Three paramedics in the room now, three dedicated first responders, one EMT who is working so rapidly and smoothly as we go down algorithms and protocols that she seems to be two people. Consultation with medical control by phone. Intubation by my partner who was most likely born with a bougie as I push drugs and the small cramped bedroom somehow continues to hold all of us. The patient is bariatric, and very sparsely clothed. She has been incontinent of stool, and the precious real estate that is the minimal floor space is taken up by her girth and her incontinence. We persist. Extrication approaches are considered, discussed, attempted, abandoned, re-grouping and finally thru massive human effort and loss of sweat, she is moved to the living room. Patient is rechecked there, interventions and vitals rechecked. From there to the cot, to the truck belonging to the first crew. Re-evaluation again of all interventions, medications evaluated and refreshed as necessary. An officer brings me one half of our scoop stretcher, fecal matter intact down the front. He asks me, "this yours?" I consider this a minute and then with a guilty, grateful grin I reply, "nope. Theirs" and wrap it in a sheet, slide it into the other truck's patient compartment at their rueful, accepting direction.
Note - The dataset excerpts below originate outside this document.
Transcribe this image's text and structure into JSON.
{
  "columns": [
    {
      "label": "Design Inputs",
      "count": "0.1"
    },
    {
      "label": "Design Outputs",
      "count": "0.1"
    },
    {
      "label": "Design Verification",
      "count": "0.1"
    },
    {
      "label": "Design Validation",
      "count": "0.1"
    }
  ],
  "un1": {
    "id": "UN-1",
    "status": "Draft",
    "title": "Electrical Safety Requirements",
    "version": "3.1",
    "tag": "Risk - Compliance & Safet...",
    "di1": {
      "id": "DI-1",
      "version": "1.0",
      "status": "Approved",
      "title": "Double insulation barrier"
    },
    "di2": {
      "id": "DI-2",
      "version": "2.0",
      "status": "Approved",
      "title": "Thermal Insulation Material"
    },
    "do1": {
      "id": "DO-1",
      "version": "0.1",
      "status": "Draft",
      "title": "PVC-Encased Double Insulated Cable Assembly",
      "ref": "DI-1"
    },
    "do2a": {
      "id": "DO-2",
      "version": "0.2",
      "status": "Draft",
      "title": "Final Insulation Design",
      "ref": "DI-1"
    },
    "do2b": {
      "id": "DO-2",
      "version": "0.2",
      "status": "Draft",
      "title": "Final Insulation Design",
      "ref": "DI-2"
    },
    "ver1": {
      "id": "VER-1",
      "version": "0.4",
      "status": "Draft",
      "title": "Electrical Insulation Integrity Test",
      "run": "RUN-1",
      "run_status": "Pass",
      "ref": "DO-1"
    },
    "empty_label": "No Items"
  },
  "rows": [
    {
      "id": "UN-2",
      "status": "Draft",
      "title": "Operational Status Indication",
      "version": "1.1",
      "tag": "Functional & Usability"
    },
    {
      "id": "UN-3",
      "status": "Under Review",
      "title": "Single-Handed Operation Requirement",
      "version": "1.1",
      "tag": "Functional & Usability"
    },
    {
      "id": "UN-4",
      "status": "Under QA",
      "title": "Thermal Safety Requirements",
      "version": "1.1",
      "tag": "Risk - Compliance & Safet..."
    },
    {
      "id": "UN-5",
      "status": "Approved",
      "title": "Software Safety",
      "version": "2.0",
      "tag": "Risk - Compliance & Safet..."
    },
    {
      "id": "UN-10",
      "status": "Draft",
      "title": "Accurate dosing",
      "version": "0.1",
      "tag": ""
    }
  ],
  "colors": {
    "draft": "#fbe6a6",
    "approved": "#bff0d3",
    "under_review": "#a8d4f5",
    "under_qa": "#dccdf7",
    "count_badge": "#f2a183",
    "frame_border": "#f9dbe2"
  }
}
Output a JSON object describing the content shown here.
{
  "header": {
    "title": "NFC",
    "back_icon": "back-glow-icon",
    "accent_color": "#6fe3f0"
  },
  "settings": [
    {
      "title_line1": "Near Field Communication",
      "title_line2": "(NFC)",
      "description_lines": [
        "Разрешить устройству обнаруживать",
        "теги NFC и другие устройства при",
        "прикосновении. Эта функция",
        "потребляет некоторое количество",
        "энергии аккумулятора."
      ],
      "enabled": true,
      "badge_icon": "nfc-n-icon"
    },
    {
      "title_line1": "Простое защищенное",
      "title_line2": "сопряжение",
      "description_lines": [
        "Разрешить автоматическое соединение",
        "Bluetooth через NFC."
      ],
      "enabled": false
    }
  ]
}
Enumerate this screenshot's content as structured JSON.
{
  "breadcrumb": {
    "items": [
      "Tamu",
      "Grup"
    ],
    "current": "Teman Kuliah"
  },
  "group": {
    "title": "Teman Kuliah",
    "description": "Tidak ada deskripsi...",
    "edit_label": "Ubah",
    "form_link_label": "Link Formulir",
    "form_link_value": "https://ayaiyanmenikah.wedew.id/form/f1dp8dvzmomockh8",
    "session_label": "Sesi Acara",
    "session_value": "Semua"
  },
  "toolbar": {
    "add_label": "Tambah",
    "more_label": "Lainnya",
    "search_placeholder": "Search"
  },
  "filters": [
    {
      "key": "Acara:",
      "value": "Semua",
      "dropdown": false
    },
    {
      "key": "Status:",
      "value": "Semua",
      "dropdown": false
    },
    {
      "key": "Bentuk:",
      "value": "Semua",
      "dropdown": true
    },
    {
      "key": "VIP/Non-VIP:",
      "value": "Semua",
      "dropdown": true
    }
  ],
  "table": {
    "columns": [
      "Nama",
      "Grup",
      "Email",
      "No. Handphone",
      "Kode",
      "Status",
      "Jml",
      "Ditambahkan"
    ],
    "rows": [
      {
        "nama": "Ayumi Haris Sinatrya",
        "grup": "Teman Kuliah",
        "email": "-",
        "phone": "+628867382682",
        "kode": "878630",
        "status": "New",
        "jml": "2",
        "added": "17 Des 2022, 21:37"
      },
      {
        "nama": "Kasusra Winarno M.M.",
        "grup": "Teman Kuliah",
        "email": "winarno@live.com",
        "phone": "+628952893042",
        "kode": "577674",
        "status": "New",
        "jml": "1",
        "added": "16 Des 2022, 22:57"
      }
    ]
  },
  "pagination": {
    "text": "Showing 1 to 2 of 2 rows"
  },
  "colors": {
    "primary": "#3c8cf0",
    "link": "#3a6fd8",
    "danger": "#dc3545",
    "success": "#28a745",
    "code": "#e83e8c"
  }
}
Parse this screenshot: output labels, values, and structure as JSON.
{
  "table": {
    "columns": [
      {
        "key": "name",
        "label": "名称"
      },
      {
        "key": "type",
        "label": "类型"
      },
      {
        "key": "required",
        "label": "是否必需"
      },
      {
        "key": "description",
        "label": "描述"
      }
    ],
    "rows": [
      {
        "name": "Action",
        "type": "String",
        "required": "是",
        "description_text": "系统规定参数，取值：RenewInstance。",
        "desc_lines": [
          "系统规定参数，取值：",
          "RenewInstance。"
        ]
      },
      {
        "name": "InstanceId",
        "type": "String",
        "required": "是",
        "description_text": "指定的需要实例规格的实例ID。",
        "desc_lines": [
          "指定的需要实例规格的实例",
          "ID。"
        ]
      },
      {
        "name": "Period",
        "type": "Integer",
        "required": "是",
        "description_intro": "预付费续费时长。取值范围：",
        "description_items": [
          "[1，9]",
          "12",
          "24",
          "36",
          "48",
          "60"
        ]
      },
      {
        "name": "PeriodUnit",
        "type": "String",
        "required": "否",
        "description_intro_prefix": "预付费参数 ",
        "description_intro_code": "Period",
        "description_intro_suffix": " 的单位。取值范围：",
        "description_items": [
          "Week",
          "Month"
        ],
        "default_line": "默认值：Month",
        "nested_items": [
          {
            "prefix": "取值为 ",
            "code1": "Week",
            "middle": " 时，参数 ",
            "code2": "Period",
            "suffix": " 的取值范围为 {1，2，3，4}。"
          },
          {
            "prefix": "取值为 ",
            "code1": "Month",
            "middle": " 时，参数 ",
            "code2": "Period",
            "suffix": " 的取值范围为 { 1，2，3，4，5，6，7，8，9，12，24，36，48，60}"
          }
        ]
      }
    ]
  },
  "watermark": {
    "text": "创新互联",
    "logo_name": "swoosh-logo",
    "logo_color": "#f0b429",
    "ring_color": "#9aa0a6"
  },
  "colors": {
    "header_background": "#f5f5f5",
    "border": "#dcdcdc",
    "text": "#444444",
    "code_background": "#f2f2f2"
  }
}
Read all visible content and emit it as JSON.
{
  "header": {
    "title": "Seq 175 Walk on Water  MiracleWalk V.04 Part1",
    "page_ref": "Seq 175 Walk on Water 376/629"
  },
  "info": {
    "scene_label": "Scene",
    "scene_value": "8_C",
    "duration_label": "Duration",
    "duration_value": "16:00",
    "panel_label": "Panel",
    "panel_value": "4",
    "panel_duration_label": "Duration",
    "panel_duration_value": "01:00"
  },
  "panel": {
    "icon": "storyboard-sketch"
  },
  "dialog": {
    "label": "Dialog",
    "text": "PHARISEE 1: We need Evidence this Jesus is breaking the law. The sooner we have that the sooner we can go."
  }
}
The two crew members are getting things settled in the back, we ask if there is anything else we can do, and return to our truck. I stop at the door, pick up my feet in turns. Resting first one, then the other on the opposite knee, I inspect them for any souvenir fragments. None. I climb inside, shut the door, slide on the seatbelt and turn to my partner. Senior medic to me by at least a decade, he is grinning. "That's a good call. Do a lot of medicine, get back in a clean truck." Shaking my head, I have to agree.
We turn off all the lights, wheel wide of the curb, head back toward the city and our station. The sun is brightening the intersection of horizon and cityscape, and I'm getting hungry for breakfast. House lights are winking on and the people are once again helping the city to waken.
I missed this. The rhythm of the night and the imperfect reality of street medicine. This is where the pulse of the city lives.